Neden kırmızı ayakkabılar ve neden sekiz tane, neden dokuzuncuyu verdiği gün ve dokuzuncu doğum gününde? Sorularla boğuşmaktan bitap düştüğü geceler hep aynı noktada buluyordu kendini. Sekiz çift ayakkabı, sekiz doğamamış bebek. Dokuzuncu ise kendisi. Annesi bilinçli ya da bilinçsiz olarak hayatta olmasının vicdan azabını, utancını hep hissetmesini mi istemişti? Ve en çok ihtiyaç duyduğu anda Onu büyümeyen terk edilmiş çocukluğu ile baş başa bırakıp, gitmişti. Annesi aslında hiç annesi olamamış, onu hiç sevmemişti. İçindeki suçluluk duygusu, içinde kabaran güç dalgası ile tepkimeye girdi ve volkanik bir patlamaya neden olup büyük bir öfkeye dönüştü. Sonrası hayal ile gerçek, rüya ile uyanıklık arasında bir buhrandı. Bağırdılar, dağıttılar, tekmelediler, ağladılar, sarıldılar. İçindeki öfke dindikçe annesinin ve babasının hayali uzaklaştı, sanki hiç olmamışcasına. Onları hep affetmeye, anlamaya çalışmakla şimdiye dek hata yaptığını fark etti. Yapması gereken onları zihninden silmek, süpürmek, yok etmek, öldürmekti. Onlar yoktu ve hiç var olmamışlardı. Sadece kendisi dimdik ayaktaydı. Çocukluğu yavaş yavaş uzaklaşırken son bir kez göz göze geldiklerinde gördüğü durulmuş bir deniz ve dingin çocuk gözleriydi. O gece hiç uyumadığı kadar huzurlu uyudu; deliksiz, kesintisiz.

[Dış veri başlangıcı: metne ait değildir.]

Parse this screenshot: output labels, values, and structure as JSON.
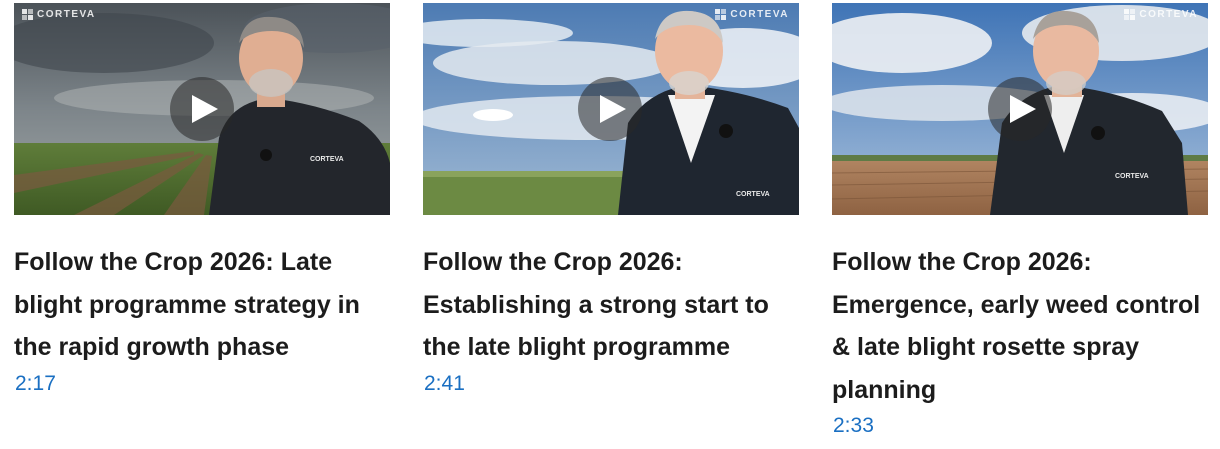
{
  "brand": {
    "logo_text": "CORTEVA",
    "shirt_text": "CORTEVA"
  },
  "colors": {
    "duration": "#1a6fc2",
    "title": "#1c1c1c",
    "play_overlay": "#282828"
  },
  "play_icon": "play-icon",
  "videos": [
    {
      "title": "Follow the Crop 2026: Late blight programme strategy in the rapid growth phase",
      "duration": "2:17"
    },
    {
      "title": "Follow the Crop 2026: Establishing a strong start to the late blight programme",
      "duration": "2:41"
    },
    {
      "title": "Follow the Crop 2026: Emergence, early weed control & late blight rosette spray planning",
      "duration": "2:33"
    }
  ]
}
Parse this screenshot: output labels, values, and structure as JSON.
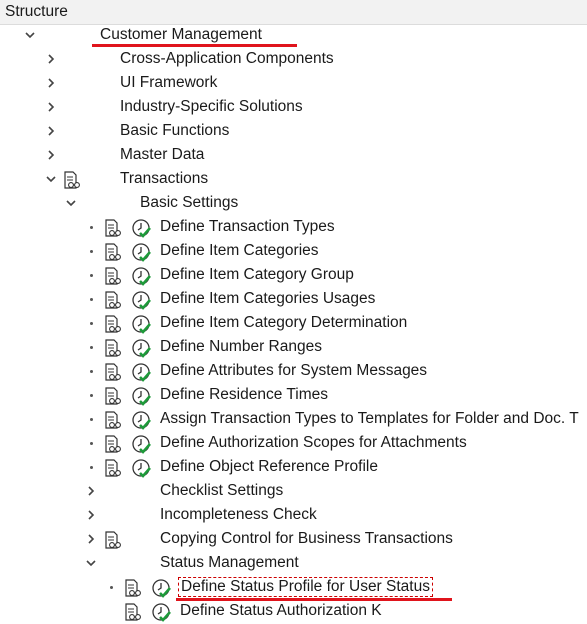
{
  "header": {
    "title": "Structure"
  },
  "tree": {
    "customer_management": "Customer Management",
    "cross_app": "Cross-Application Components",
    "ui_framework": "UI Framework",
    "industry": "Industry-Specific Solutions",
    "basic_functions": "Basic Functions",
    "master_data": "Master Data",
    "transactions": "Transactions",
    "basic_settings": "Basic Settings",
    "items": [
      "Define Transaction Types",
      "Define Item Categories",
      "Define Item Category Group",
      "Define Item Categories Usages",
      "Define Item Category Determination",
      "Define Number Ranges",
      "Define Attributes for System Messages",
      "Define Residence Times",
      "Assign Transaction Types to Templates for Folder and Doc. T",
      "Define Authorization Scopes for Attachments",
      "Define Object Reference Profile"
    ],
    "checklist": "Checklist Settings",
    "incompleteness": "Incompleteness Check",
    "copying_control": "Copying Control for Business Transactions",
    "status_management": "Status Management",
    "status_profile": "Define Status Profile for User Status",
    "status_auth": "Define Status Authorization K"
  }
}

Ertesi sabah uyandığında kendini yepyeni ve dinlenmiş hissediyordu. Telefonunu tereddütsüz aldı ve sık kullandığı uygulamayı açtı. Letgo, Eşyalarını Sat. Satılık İlanı: Bebek Ayakkabıları. Hiç kullanılmamış.

Not: Ernest Hemingway, “altı kelimelik bir öykü” istendiğinde bunu yazmış. İngilizcede altı kelime: For sale: baby shoes, never worn. Dünyada en az kelime ile en çok şeyi anlatan öykü seçilmiş. 
Buradan yola çıkılarak yazmış olduğum bu öykü ise tamamen kurmacadır.